At some point in life we all get to an age when our eyes start to become unreliable, especially in dimly lit restaurants.
Being a Regular Guy, I fought the good fight for the last five or six years, trying to get by without optical help. Always one for seeing (no pun) eye doctors, I was told that I only needed readers and that my left eye was only fixable with surgery. So on I continued, hazing cereal box labels, newspapers, and menu’s trying make sense of it all.Wearing glasses never seemed like an option because I had great “walking around ” vision. Carrying glasses for reading was even worse because I don’t use a “man purse” and glasses on a chain were strictly for my sun glasses ( which is still fashionable to date).So what does the Regular Guy do?
Alice, its time for contact lenses. Changing eye doctors, I had hoped that this one would be able to offer the option of contacts to help with my reading debacle. Watching my wife use contacts, never seemed like a daunting task to me and I figured that I could master the art of lens wearing in short duty. Okay so maybe I had ideas of grandeur. As my wife has observed and pointed out to me, I have three things playing against me in mastering the insertion and removal of these wonderful optical pieces. Finger tips that over the years have lost sensitivity ( from work), hands like bear paws ( piano fingers preferred) and last, eyelid slivers. These three things, if you have not figured it out, will make placing contacts in your eyes VERY difficult.
Needless to say, I stymied the assistant in the docs office for a very long hour, the first time I attempted to install my superior eye wear. Retreating back to the safety of my home, I enlisted the assistance of my favorite contact wearer, to teach my the ropes on how too install these little domes of magnifying wonders.
So armed with visions of expert techniques buried in my mind, I attempted a second installation visit with the docs asssistant.

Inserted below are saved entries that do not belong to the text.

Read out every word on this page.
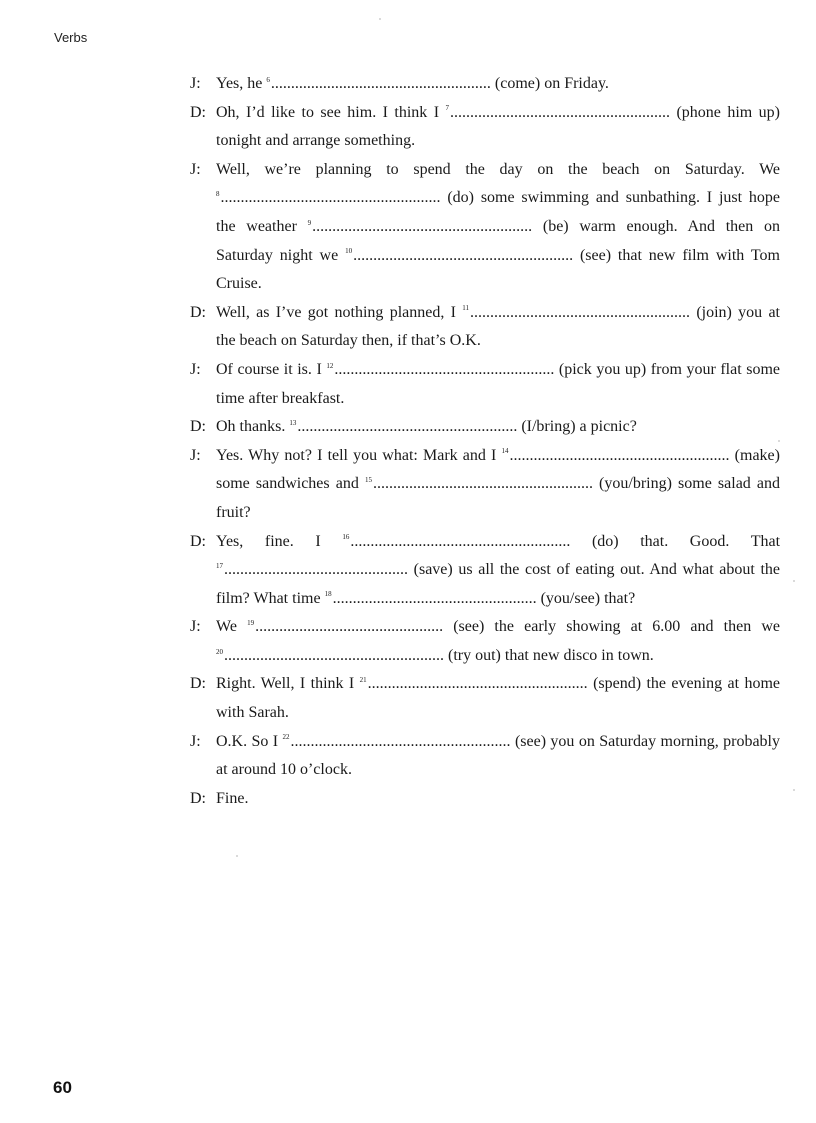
Verbs
J: Yes, he $^6$....................................................... (come) on Friday.
D: Oh, I’d like to see him. I think I $^7$....................................................... (phone him up) tonight and arrange something.
J: Well, we’re planning to spend the day on the beach on Saturday. We $^8$....................................................... (do) some swimming and sunbathing. I just hope the weather $^9$....................................................... (be) warm enough. And then on Saturday night we $^{10}$....................................................... (see) that new film with Tom Cruise.
D: Well, as I’ve got nothing planned, I $^{11}$....................................................... (join) you at the beach on Saturday then, if that’s O.K.
J: Of course it is. I $^{12}$....................................................... (pick you up) from your flat some time after breakfast.
D: Oh thanks. $^{13}$....................................................... (I/bring) a picnic?
J: Yes. Why not? I tell you what: Mark and I $^{14}$....................................................... (make) some sandwiches and $^{15}$....................................................... (you/bring) some salad and fruit?
D: Yes, fine. I $^{16}$....................................................... (do) that. Good. That $^{17}$.............................................. (save) us all the cost of eating out. And what about the film? What time $^{18}$................................................... (you/see) that?
J: We $^{19}$............................................... (see) the early showing at 6.00 and then we $^{20}$....................................................... (try out) that new disco in town.
D: Right. Well, I think I $^{21}$....................................................... (spend) the evening at home with Sarah.
J: O.K. So I $^{22}$....................................................... (see) you on Saturday morning, probably at around 10 o’clock.
D: Fine.
60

Being blessed with skills beyond most mortal men, I conquered the task at hand and left with contacts in place!
After putting in the lens, I should tell you, I felt like I was in my thirties again. I was walking around the office in wonderment of how much I could read and from such as distance. These things are incredible. I am a new man!
But alas, all good things come to an end. Contacts, as I already knew, must be removed every night and put back in every morning. What a bummer! So maybe I still haven’t really conquered the task just quite yet. Already I have ripped one lens, dropped another (and found it stuck to the soap dispenser bottle) and placed one in backwards (ouch),but I move on with the hopes that great vision is still within my grasp. Its only been three days and it hasn’t gotten much easier, but when I do get (the one lens) it in, seeing everything clear again makes it worth the effort.
Already I know the best thing about reading so easily again. Perusing a menu and actually knowing what I am ordering instead of ordering out of frustration or with the aide of my trusted sidekick’s vocal descriptions. Life is good!